Grausamer Ritualmord in Hamburg?

Nach „Ich bin der Herr deiner Angst“ und „Öffne deine Seele“ schickt der Autor Stephan M. Rother seine beiden Ermittler Jörg Albrecht und Hannah Friedrichs in „Ein Grab mit deinem Namen“ zum dritten Mal auf Mörderjagd, und diesmal scheinen es die beiden Kommissare und ihr Team mit einem besonders bizarren Mord zu tun zu haben. Denn dass man an einer Ausgrabungsstelle auf menschliche Überreste stößt, ist an sich gar nicht mal so überraschend, wenn in einer Grube dann aber plötzlich die grausam zugerichtete nackte Leiche der Grabungsleiterin auftaucht und diese noch mit merkwürdigen Runen „verziert“ ist, ist dies sogar für die erfahrenen Hamburger Ermittler ein verstörender Anblick. Bei dieser außergewöhnlichen Tatortsituation liegt der Verdacht natürlich nahe, dass in der Hansestadt ein psychopathischer Killer sein Unwesen treibt oder sogar eine geheime Sekte irgendwelche okkulten Rituale praktiziert. So oder so klingt der Einstieg in die Geschichte jedenfalls vielversprechend und bringt mit dem durchaus mysteriös angehauchten Fall beste Voraussetzungen für einen spannenden und packenden Thriller mit.

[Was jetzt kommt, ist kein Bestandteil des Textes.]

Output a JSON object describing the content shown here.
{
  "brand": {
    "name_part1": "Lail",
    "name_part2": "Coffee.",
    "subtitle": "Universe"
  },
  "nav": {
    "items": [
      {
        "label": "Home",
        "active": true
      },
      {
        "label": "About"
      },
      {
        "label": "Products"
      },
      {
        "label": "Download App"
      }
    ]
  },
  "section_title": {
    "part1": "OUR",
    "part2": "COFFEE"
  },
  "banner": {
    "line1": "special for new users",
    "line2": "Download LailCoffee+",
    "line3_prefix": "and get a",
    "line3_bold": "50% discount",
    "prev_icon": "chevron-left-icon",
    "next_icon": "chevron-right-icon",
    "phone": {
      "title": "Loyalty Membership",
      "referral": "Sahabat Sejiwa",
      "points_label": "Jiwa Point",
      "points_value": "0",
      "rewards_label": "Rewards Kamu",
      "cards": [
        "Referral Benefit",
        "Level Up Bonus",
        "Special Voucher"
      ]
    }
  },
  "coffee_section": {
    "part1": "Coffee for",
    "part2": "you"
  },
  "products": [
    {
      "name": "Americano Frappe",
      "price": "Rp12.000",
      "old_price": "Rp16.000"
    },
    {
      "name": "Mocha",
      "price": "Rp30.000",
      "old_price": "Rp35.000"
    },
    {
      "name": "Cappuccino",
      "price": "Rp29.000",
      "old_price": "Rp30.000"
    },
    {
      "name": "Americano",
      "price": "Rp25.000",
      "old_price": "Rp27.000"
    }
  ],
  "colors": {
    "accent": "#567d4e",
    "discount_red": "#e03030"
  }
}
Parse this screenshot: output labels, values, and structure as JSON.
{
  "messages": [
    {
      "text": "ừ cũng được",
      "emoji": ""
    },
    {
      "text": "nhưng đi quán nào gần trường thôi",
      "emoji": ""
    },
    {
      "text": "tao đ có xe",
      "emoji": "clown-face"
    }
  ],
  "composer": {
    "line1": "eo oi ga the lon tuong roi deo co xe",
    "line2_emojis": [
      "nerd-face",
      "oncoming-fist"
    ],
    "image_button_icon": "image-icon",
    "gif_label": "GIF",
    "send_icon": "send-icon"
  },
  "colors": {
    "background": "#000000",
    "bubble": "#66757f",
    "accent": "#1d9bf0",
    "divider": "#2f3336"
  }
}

Die Suche nach dem roten Faden

In der Praxis jedoch gelingt es Stephan M. Rother nie wirklich, das Potenzial des Ausgangsszenarios in eine interessante Geschichte umzusetzen. Wie schon im Vorgängerroman wirkt die Handlung auch hier seltsam sprunghaft und ohne stimmige Verknüpfungen der einzelnen Szenen, sodass sich die Suche nach dem roten Faden als äußerst schwierig gestaltet. Dazu kommt noch, dass der Plot fast über die gesamte Dauer des Buches geradezu zufällig und wahllos zusammengewürfelt wirkt – nicht nur die Ermittler um den (meiner Meinung nach total überbewerteten) Routinier Jörg Albrecht erscheinen völlig planlos und lassen sich von merkwürdigen Zeugenaussagen fremdsteuern, auch beim Autor selbst war ich mir die meiste Zeit nicht sicher ob dieser überhaupt weiß in welche Richtung er seine Geschichte führen will. Ebenfalls befremdlich wirken die Mystery-Elemente dieses Thrillers, denn wenn Rother mit einer geheimnisvollen und im Wald hausenden Archäologen-Sekte und einer Kommissarin aufwartet, die beim Anblick der Leiche plötzlich übersinnliche Eingebungen bekommt und sich mit der Toten aus unerfindlichen Gründen zutiefst verbunden fühlt, so ist das alles andere als spannend, sondern eher unfreiwillig komisch – vielleicht sind die okkulten Ausflüge von Hannah Friedrichs aber auch einfach auf den Hormonhaushalt der hochschwangeren Polizistin zurückzuführen…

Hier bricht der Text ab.